Ces derniers, précisément parce qu’ils sont obligatoires seront toujours plus solidaires pour rembourser des actes ou prestations aux tarifs définis que les complémentaires. Mais ces derniers sont bien placés pour développer des services qui ne se résument pas à leur prise en charge financière. Développer ses interventions sous formes d'exercices serait d’ailleurs une forme de retour aux sources pour la mutualité qui est née autour de ce type d’interventions.

 

Les tendances actuelles risquent de n’offrir qu’un choix cornélien aux mutuelles : dépérir en restant solidaires ou survivre au prix de l’exclusion des plus fragiles.

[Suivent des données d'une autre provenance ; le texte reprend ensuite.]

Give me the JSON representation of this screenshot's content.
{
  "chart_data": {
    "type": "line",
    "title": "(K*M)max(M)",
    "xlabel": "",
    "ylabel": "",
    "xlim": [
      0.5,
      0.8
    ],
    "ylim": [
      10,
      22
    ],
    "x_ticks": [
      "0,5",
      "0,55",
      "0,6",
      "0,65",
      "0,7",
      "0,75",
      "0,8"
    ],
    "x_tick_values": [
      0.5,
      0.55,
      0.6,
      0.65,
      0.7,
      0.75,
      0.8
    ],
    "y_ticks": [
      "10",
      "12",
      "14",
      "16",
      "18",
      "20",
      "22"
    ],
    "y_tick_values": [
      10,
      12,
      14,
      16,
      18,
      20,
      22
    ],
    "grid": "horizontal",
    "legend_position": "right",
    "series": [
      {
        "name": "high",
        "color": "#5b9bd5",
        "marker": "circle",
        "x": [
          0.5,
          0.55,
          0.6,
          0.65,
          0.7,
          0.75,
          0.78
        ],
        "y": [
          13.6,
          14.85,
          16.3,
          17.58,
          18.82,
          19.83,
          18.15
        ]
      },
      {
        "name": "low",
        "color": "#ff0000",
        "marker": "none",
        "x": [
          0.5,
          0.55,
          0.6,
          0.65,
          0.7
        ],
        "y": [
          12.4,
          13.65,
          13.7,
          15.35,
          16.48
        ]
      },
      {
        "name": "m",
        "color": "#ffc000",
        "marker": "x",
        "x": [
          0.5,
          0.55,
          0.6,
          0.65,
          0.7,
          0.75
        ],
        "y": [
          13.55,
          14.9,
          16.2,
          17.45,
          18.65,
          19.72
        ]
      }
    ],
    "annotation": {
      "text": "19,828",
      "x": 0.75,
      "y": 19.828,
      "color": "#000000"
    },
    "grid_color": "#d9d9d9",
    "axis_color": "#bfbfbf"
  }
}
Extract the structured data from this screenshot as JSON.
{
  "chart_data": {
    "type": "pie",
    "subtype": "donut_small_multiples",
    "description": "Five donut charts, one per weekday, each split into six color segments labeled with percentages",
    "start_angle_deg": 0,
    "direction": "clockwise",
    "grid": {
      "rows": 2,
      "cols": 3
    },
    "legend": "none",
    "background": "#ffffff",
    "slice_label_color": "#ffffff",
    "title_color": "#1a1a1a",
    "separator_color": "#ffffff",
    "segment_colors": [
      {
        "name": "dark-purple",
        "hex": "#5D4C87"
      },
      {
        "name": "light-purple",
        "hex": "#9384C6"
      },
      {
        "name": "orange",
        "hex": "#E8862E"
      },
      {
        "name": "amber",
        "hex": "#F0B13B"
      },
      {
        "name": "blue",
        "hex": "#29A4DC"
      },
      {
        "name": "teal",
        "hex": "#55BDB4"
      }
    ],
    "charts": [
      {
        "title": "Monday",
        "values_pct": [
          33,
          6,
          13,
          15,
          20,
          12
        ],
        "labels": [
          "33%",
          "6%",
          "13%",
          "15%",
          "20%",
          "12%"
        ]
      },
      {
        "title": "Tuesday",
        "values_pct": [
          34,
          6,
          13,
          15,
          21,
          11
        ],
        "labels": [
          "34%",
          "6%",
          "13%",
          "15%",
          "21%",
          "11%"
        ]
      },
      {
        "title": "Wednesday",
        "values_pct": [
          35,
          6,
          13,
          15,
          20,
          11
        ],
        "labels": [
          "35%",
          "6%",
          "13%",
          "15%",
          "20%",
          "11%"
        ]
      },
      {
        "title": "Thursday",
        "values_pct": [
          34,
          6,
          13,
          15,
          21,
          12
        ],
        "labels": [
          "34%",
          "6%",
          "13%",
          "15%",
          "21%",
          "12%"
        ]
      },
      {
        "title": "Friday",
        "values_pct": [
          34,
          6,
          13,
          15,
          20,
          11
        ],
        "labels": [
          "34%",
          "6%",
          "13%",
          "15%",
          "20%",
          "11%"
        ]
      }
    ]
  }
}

Celles-ci doivent démontrer leur valeur ajoutée sociale et au-delà des choix qui leurs sont propres, cela suppose que le cadre législatif, réglementaire et économique dans lequel elles évoluent ne les incitent pas, comme aujourd’hui, à abandonner leurs pratiques solidaires en pénalisant les acteurs les plus vertueux.

 

La banalisation des mutuelles n’est pas synonyme de leur disparition mais (c’est probablement plus grave) de leur valeur ajoutée dans la construction d’une société inclusive et solidaire.